I pushed a "applesilicon" branch.
CLI and GUI compiles on macOS on Apple Silicon, but cross-compiling from Intel will require a good number of contrib config.guess fixes.

I pushed a "applesilicon" branch.

Nice work! 👍🏻 One question, shouldn't be the T2 HEVC encoder
d8e2f88#diff-1746f7a057818c52c88c68bad91d440eR36
be com.apple.videotoolbox.videoencoder.hevc.ave?

No, com.apple.videotoolbox.videoencoder.ave.hevc is correct.

How do we expect Handbrake to perform on Apple Silicon? Same/Better/Worse?

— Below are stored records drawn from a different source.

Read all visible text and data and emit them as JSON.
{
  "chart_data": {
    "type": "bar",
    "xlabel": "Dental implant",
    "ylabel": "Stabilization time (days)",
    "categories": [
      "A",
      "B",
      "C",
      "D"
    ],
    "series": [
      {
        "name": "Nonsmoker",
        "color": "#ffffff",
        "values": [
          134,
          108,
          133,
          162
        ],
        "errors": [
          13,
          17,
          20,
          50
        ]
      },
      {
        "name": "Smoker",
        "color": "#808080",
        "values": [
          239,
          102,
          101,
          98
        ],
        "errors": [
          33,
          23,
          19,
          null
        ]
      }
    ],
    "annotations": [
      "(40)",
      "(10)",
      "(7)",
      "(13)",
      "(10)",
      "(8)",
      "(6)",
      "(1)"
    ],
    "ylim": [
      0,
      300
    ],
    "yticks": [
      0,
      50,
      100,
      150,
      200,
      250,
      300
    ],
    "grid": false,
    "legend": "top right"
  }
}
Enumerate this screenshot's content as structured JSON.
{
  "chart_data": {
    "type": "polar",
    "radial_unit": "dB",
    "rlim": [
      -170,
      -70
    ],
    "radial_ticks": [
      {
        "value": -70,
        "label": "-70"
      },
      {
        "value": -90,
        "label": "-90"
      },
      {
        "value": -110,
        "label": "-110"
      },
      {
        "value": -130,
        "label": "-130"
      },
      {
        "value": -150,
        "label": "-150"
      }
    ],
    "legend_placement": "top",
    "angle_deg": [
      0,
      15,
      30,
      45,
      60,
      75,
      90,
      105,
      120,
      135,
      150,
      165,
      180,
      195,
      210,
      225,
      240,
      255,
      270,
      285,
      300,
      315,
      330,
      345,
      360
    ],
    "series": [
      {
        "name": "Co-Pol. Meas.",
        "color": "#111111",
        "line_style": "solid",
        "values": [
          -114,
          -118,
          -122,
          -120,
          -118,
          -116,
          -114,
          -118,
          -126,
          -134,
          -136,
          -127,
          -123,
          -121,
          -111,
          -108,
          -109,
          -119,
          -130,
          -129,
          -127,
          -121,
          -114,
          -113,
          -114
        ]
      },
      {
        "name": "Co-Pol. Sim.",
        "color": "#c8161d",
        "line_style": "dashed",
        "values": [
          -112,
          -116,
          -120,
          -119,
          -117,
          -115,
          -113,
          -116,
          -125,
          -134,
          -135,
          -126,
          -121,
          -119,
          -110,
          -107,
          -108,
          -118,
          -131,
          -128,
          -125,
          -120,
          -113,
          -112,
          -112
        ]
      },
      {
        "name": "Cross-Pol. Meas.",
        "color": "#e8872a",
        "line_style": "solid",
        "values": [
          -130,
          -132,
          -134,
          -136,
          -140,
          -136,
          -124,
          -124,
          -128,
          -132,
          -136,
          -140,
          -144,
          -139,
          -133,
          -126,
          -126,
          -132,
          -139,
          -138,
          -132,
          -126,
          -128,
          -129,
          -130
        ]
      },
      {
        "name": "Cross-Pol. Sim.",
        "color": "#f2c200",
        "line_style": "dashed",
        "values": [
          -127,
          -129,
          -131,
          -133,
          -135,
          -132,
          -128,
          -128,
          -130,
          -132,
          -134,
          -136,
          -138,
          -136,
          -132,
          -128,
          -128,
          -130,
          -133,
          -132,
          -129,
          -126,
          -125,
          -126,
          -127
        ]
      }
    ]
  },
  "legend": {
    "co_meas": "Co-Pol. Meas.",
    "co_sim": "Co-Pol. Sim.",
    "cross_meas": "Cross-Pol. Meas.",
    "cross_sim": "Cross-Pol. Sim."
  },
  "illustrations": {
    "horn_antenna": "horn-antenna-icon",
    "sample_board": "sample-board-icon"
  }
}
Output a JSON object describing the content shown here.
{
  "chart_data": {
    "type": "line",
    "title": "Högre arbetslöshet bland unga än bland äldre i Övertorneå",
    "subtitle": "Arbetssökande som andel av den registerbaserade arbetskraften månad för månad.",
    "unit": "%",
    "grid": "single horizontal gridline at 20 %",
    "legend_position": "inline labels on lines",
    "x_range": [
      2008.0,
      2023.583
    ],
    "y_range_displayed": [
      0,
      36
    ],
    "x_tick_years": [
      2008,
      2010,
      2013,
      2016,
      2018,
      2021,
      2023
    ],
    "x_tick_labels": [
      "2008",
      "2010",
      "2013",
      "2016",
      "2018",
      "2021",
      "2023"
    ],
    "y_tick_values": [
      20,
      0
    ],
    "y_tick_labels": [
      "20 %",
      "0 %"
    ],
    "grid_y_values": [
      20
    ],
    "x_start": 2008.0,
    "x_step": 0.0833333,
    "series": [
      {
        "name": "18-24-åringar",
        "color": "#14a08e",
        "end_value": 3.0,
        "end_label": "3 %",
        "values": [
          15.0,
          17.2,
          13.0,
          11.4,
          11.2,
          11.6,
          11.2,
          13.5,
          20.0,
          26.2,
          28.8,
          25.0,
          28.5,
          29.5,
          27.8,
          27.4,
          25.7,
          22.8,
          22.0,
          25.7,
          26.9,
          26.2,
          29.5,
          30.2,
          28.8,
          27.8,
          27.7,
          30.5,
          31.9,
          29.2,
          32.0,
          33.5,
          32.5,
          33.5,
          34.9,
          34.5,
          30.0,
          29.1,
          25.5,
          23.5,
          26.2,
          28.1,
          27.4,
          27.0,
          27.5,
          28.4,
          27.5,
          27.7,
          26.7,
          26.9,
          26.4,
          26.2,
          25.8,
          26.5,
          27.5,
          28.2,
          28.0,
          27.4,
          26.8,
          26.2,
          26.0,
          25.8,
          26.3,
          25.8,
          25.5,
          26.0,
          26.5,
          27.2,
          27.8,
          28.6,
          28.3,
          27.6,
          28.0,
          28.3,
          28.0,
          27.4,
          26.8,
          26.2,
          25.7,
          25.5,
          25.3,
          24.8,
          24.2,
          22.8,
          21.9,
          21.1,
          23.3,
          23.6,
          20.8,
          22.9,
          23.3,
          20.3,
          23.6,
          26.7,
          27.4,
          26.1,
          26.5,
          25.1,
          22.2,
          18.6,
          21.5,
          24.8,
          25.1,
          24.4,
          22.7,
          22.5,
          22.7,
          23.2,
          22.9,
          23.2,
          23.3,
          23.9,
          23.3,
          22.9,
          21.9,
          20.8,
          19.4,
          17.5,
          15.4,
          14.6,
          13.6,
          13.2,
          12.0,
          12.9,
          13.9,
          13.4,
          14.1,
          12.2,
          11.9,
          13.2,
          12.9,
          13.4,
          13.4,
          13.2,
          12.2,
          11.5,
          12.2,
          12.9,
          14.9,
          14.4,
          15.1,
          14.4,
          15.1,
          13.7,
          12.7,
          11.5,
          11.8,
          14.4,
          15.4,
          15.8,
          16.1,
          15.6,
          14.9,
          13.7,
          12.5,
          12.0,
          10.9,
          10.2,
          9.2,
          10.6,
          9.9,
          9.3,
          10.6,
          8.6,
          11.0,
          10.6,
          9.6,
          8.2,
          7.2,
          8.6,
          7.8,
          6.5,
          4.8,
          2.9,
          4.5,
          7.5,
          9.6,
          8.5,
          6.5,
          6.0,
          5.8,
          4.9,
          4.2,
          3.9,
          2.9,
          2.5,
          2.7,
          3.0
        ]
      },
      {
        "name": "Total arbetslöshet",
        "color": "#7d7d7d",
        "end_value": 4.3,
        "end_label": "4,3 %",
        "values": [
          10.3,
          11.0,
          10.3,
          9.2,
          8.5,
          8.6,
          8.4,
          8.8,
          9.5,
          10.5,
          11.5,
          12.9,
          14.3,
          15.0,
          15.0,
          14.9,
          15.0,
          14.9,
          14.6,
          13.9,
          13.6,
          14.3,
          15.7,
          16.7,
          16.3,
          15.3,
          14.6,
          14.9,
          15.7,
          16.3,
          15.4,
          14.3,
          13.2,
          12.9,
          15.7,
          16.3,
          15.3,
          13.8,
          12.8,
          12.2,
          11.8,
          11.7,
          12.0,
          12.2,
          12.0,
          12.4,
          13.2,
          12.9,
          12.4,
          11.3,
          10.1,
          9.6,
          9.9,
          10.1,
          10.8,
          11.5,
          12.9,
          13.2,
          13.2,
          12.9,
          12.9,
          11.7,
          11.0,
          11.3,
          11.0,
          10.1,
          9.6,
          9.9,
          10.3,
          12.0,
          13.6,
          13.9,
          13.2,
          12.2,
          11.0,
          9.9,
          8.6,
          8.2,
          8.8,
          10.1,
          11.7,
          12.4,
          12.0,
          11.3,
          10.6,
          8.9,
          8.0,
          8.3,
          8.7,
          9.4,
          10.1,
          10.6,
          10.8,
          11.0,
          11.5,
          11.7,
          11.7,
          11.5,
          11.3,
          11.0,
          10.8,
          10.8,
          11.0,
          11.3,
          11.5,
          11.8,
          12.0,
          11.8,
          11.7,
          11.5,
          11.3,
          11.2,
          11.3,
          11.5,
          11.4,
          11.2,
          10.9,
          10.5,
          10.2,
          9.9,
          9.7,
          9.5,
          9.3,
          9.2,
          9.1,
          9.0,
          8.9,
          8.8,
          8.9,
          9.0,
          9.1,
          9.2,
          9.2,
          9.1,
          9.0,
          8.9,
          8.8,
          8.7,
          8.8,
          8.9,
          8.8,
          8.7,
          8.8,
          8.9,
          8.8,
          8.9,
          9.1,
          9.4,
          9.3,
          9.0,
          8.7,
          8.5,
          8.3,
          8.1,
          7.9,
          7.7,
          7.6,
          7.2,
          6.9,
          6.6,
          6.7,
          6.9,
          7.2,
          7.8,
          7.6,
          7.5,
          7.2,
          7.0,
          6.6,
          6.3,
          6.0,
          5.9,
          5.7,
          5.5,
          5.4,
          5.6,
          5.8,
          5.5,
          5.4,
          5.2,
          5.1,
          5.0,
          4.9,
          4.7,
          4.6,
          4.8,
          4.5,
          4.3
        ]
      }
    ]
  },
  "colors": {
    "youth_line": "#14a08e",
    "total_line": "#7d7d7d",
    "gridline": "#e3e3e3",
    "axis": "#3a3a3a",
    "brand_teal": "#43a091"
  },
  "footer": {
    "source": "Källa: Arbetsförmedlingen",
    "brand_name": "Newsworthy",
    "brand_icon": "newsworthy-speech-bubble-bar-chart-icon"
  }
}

The A12Z SoC in Apple Developer Kits is the same in recent iPads Pro. Benchmarks like Geekbench 5 suggest it's as fast as a recent model Macbook Pro with Intel i7 CPU. This of course does not account well for SIMD optimizations, so it might be faster still, and it's likely the first Apple Silicon Macs will use a newer yet-unannounced SoC.

So the answer looking on from afar seems to be, definitely not worse when run natively, slower under Rosetta.

I don't know if this is important for us, but Apple's aarch64 calling convention is subtly different from the generic standard in two significant ways:

• Function arguments passed on the stack do not consume 8 bytes apiece, they only consume the space necessary for them (subject to alignment restrictions).
• Caller performs sign/zero extension for arguments < 32 bits, rather than the callee.

https://developer.apple.com/library/archive/documentation/Xcode/Conceptual/iPhoneOSABIReference/Articles/ARM64FunctionCallingConventions.html

(found here: https://bugzilla.mozilla.org/show_bug.cgi?id=1657135)

Calling convention doesn't seem an issue.
arm64e enabled Pointer Authentication, an additional security feature, I have yet to try it.